The bestselling author of Over two millennia ago, the prescient insights of Anaximander paved the way for cosmology, physics, geography, meteorology, and biology, setting in motion a new way of seeing the world. His legacy includes the revolutionary ideas that the Earth floats in a void, that animals evolved, that the world can be understood in natural rather than supernatural terms, and that universal laws govern all phenomena. He introduced a new mode of rational thinking with an openness to uncertainty and the progress of knowledge.

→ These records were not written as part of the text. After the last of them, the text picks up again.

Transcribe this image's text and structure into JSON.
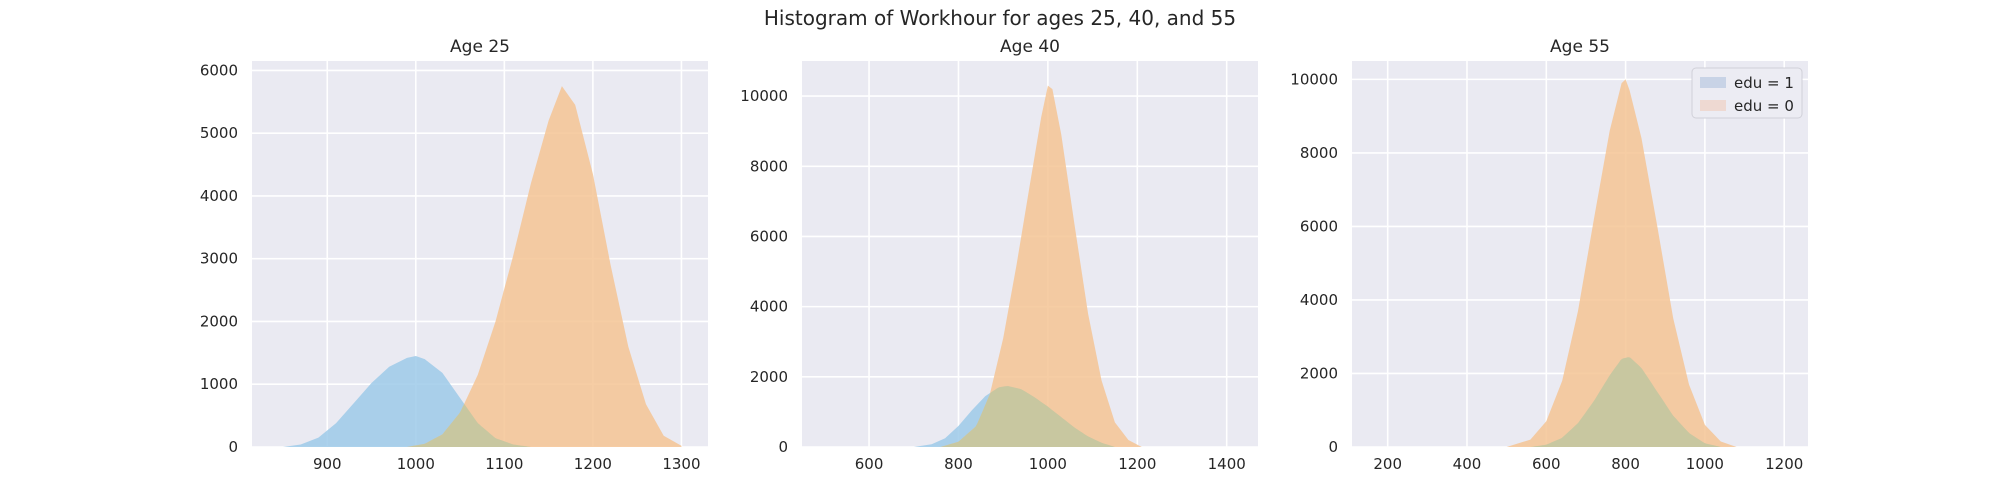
{
  "suptitle": "Histogram of Workhour for ages 25, 40, and 55",
  "colors": {
    "edu1_fill": "#9ecae9",
    "edu0_fill": "#f4c494",
    "overlap_fill": "#c4c6a0",
    "axes_bg": "#eaeaf2",
    "grid": "#ffffff"
  },
  "legend": {
    "placement": "top-right",
    "panel": 2,
    "entries": [
      {
        "label": "edu = 1",
        "swatch": "#c8d3e6"
      },
      {
        "label": "edu = 0",
        "swatch": "#eed9d2"
      }
    ]
  },
  "chart_data": [
    {
      "type": "histogram",
      "title": "Age 25",
      "xlabel": "",
      "ylabel": "",
      "xlim": [
        815,
        1330
      ],
      "ylim": [
        0,
        6150
      ],
      "xticks": [
        900,
        1000,
        1100,
        1200,
        1300
      ],
      "yticks": [
        0,
        1000,
        2000,
        3000,
        4000,
        5000,
        6000
      ],
      "grid": true,
      "series": [
        {
          "name": "edu = 1",
          "color_key": "edu1_fill",
          "x": [
            850,
            870,
            890,
            910,
            930,
            950,
            970,
            990,
            1000,
            1010,
            1030,
            1050,
            1070,
            1090,
            1110,
            1130
          ],
          "y": [
            0,
            40,
            150,
            380,
            700,
            1020,
            1280,
            1420,
            1450,
            1400,
            1180,
            780,
            380,
            140,
            40,
            0
          ]
        },
        {
          "name": "edu = 0",
          "color_key": "edu0_fill",
          "x": [
            990,
            1010,
            1030,
            1050,
            1070,
            1090,
            1110,
            1130,
            1150,
            1165,
            1180,
            1200,
            1220,
            1240,
            1260,
            1280,
            1300
          ],
          "y": [
            0,
            50,
            200,
            550,
            1150,
            2000,
            3050,
            4200,
            5200,
            5750,
            5450,
            4350,
            2900,
            1600,
            680,
            180,
            20
          ]
        }
      ]
    },
    {
      "type": "histogram",
      "title": "Age 40",
      "xlabel": "",
      "ylabel": "",
      "xlim": [
        450,
        1470
      ],
      "ylim": [
        0,
        11000
      ],
      "xticks": [
        600,
        800,
        1000,
        1200,
        1400
      ],
      "yticks": [
        0,
        2000,
        4000,
        6000,
        8000,
        10000
      ],
      "grid": true,
      "series": [
        {
          "name": "edu = 1",
          "color_key": "edu1_fill",
          "x": [
            700,
            740,
            770,
            800,
            830,
            860,
            890,
            910,
            940,
            970,
            1000,
            1030,
            1060,
            1090,
            1120,
            1150
          ],
          "y": [
            0,
            80,
            250,
            600,
            1050,
            1450,
            1700,
            1740,
            1650,
            1420,
            1150,
            850,
            550,
            300,
            120,
            0
          ]
        },
        {
          "name": "edu = 0",
          "color_key": "edu0_fill",
          "x": [
            760,
            800,
            840,
            870,
            900,
            930,
            960,
            985,
            1000,
            1010,
            1030,
            1060,
            1090,
            1120,
            1150,
            1180,
            1210
          ],
          "y": [
            0,
            150,
            600,
            1500,
            3100,
            5200,
            7500,
            9400,
            10300,
            10200,
            8900,
            6300,
            3800,
            1900,
            700,
            200,
            0
          ]
        }
      ]
    },
    {
      "type": "histogram",
      "title": "Age 55",
      "xlabel": "",
      "ylabel": "",
      "xlim": [
        110,
        1260
      ],
      "ylim": [
        0,
        10500
      ],
      "xticks": [
        200,
        400,
        600,
        800,
        1000,
        1200
      ],
      "yticks": [
        0,
        2000,
        4000,
        6000,
        8000,
        10000
      ],
      "grid": true,
      "series": [
        {
          "name": "edu = 1",
          "color_key": "edu1_fill",
          "x": [
            560,
            600,
            640,
            680,
            720,
            760,
            790,
            810,
            840,
            880,
            920,
            960,
            1000,
            1040
          ],
          "y": [
            0,
            60,
            250,
            650,
            1250,
            1950,
            2400,
            2450,
            2150,
            1500,
            850,
            380,
            100,
            0
          ]
        },
        {
          "name": "edu = 0",
          "color_key": "edu0_fill",
          "x": [
            500,
            560,
            600,
            640,
            680,
            720,
            760,
            790,
            800,
            810,
            840,
            880,
            920,
            960,
            1000,
            1040,
            1080
          ],
          "y": [
            0,
            200,
            700,
            1800,
            3700,
            6200,
            8600,
            9900,
            10000,
            9700,
            8400,
            6000,
            3500,
            1700,
            600,
            150,
            0
          ]
        }
      ]
    }
  ]
}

In this elegant work, the renowned theoretical physicist Carlo Rovelli brings to light the importance of Anaximanders overlooked influence on modern science. He examines Anaximander not from the point of view of a historian or as an expert in Greek philosophy, but as a scientist interested in the deep nature of scientific thinking, which Rovelli locates in the critical and rebellious ability to reimagine the world again and again.